Toxicologically relevant metabolites:
Where there are no structural alerts and the metabolites are similar to the parent, it is expected that the toxicity will be similar to the parent.

Aromatic amines and aromatic nitro metabolites:
For metabolites where an aromatic amine is part of the structure, enhanced toxicity compared to the parent, cannot be excluded. It is known that certain aromatic amines are associated with human carcinogenicity and rat carcinogenicity. Similarly, metabolites with the nitro- functional group can be reduced to an amine either by phase I transformation in the liver or by the action of microflora in the intestine followed by absorption, resulting in the same potential carcinogens. This does not mean that these metabolites are carcinogens, but the potential is considered to exist.

Phenolic metabolites:
All the metabolites which have phenolic groups present should be considered as potentially more toxic than the parent, due to oxidation of phenols to quinones/ semi-quinones which can become involved in binding to the –SH or –NH2 groups in proteins leading to inactivation of the protein. They are also associated with superoxide anion production ultimately leading to formation of hydroxyl radicals which can cause cell damage.

Conclusions:

FAT 20060/F is expected to be absorbed to some extent via oral route, while on dermal and inhalation exposure, the absorption is expected to be low.

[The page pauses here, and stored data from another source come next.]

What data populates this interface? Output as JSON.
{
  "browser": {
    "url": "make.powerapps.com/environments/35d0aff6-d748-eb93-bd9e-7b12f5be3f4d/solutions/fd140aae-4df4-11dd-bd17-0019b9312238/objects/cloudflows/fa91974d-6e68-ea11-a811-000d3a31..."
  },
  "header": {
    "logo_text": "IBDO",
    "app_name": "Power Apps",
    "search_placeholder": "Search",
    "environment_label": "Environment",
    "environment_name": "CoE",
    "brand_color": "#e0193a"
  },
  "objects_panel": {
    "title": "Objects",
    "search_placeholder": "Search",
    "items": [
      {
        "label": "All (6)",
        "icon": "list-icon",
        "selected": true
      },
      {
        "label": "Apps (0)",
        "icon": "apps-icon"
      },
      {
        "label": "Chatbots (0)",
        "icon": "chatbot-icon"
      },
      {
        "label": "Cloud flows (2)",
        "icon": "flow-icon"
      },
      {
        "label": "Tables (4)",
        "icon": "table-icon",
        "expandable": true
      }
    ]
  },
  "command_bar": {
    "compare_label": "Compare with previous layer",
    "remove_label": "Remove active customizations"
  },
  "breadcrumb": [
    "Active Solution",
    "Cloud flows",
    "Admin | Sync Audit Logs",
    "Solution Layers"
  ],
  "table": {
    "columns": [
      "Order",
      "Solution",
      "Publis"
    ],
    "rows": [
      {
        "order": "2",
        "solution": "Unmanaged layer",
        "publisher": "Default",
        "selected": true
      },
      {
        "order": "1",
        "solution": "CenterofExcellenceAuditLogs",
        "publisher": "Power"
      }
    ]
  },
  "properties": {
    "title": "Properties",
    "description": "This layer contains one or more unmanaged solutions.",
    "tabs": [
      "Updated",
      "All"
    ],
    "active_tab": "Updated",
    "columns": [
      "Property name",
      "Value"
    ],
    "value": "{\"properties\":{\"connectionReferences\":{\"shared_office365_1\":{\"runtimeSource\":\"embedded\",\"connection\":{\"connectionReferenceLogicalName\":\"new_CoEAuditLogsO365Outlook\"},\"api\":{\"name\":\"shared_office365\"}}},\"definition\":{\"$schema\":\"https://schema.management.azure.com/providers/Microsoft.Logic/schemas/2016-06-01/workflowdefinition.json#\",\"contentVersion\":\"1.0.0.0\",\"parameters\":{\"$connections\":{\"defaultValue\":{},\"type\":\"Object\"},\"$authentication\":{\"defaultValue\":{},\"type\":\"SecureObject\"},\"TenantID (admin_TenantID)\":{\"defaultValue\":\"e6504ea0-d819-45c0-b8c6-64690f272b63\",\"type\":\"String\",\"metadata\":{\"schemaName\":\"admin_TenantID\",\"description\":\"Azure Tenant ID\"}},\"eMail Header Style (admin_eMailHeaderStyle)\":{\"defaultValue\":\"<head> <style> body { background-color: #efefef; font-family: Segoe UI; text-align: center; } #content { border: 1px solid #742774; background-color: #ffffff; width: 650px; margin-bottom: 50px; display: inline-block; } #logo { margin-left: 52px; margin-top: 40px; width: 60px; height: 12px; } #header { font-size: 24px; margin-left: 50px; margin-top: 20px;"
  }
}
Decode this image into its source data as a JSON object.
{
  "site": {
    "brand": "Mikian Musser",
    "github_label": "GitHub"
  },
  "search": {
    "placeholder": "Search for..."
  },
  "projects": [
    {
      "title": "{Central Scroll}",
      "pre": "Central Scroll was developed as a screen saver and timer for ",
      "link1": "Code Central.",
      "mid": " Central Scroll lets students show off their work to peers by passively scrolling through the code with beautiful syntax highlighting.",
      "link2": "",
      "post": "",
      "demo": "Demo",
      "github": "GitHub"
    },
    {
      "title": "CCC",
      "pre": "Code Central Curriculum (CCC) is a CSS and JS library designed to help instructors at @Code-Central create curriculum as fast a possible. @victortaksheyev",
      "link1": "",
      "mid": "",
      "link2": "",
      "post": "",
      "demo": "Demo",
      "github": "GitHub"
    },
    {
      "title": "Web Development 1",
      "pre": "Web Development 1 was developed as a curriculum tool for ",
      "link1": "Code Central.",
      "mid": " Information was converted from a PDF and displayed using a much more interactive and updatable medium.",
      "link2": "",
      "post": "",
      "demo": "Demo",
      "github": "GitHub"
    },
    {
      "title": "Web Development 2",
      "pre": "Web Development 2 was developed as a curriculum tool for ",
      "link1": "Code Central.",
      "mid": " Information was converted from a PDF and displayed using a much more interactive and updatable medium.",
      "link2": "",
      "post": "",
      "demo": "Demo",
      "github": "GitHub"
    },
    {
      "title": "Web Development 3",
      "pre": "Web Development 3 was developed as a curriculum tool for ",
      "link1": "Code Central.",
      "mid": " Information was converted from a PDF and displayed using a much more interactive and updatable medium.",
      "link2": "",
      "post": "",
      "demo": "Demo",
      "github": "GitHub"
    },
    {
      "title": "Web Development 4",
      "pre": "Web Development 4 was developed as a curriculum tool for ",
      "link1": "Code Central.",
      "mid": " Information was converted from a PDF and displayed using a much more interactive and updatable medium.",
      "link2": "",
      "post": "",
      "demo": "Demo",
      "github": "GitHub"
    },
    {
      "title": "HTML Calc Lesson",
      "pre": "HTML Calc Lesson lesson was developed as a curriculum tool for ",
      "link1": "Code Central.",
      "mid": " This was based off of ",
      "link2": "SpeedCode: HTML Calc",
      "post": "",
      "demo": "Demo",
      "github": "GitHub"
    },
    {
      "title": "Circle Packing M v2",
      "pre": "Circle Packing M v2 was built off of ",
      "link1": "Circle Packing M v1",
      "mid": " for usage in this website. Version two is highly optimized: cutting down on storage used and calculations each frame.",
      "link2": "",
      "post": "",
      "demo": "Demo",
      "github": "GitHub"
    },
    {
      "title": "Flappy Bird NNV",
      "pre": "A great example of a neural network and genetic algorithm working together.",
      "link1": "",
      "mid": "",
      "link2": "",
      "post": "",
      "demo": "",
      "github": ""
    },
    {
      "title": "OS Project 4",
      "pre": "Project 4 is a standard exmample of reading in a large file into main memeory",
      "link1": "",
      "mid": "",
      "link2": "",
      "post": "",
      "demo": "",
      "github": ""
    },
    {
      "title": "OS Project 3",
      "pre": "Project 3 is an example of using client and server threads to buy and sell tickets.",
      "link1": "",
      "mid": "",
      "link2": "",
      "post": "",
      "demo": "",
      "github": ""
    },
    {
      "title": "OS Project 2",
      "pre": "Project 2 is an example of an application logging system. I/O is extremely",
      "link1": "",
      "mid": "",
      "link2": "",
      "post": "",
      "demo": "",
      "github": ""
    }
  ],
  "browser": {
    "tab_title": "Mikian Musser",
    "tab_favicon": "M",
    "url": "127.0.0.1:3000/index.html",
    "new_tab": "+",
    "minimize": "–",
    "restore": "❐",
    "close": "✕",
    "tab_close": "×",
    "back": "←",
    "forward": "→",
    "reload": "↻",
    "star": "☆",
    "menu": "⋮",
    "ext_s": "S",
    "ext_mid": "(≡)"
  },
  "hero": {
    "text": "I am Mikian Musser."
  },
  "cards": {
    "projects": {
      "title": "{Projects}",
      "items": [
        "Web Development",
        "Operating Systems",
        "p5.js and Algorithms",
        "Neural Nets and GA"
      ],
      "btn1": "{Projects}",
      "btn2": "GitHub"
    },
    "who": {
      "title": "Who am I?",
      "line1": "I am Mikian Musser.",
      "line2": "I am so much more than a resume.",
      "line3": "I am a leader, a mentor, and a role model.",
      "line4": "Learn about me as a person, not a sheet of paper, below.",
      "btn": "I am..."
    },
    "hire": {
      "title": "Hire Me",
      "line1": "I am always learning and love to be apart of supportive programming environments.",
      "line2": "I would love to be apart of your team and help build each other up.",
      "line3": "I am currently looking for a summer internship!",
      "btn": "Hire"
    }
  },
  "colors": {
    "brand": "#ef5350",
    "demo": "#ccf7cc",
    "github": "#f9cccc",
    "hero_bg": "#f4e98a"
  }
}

FAT 20060/F and/or its predicted metabolites are widely distributed throughout the body, as indicated by red colouration of organs and tissue. Excretion of FAT 20060/F and any of its predicted metabolites is expected via bile and the GI tract, but not via urine.

Executive summary:

The absorption, distribution, metabolism and excretion of FAT 20060/F have been predicted in the absence of toxicokinetic studies. FAT 20060/ F is absorbed to some extent via the oral route, based on red colouration of tissues/organs. Substance uptake via inhalation is expected to be low. FAT 20060/F is expected to have low dermal absorption. FAT 20060 F and/or its predicted metabolites are widely distributed throughout the body, as indicated by red colouration of organs and tissue. The OECD toolbox predicts that FAT 20060/F will undergo typical phase I biotransformations but these transformations do not lead to fragmentation of the molecule. Some of the predicted metabolites have the potential to be more toxic than the parent. Excretion of FAT 20060/F and any of its predicted metabolites is expected via bile and the GI tract, but not via urine.  

Description of key information

In accordance with REACH Regulation (EC) No. 1907/2006 Annex VIII section 8.8.1, a toxicokinetics study is not required as assessment of the toxicokinetic behaviour of the substance has been derived from the relevant available information.

Key value for chemical safety assessment

Bioaccumulation potential:

no bioaccumulation potential

Absorption rate - oral (%):

50

Absorption rate - dermal (%):

5

Absorption rate - inhalation (%):

100

Additional information

No ADME studies are available for FAT 20060/F. Therefore, the toxicokinetic assessment of FAT 20060/F is based on its physico-chemical properties and available toxicological study data. The OECD QSAR application toolbox v3.2 was also utilized to make a qualitative prediction of metabolites formed in the liver and skin. The absorption, distribution, metabolism and excretion of FAT 20060 F have been predicted in the absence of toxicokinetic studies. FAT 20060/F is absorbed to some extent via the oral route, based on red colouration of tissues/organs. FAT 20060/F uptake via inhalation is expected to be low. FAT 20060/F is expected to have low dermal absorption. FAT 20060/F and/or its predicted metabolites are widely distributed throughout the body, as indicated by red colouration of organs and tissue. The OECD toolbox predicts that FAT 20060/F will undergo typical phase I biotransformations but these transformations do not lead to fragmentation of the molecule. Some of the predicted metabolites have the potential to be more toxic than the parent. Excretion of FAT 20060/F and any of its predicted metabolites is expected via bile and the GI tract, but not via urine.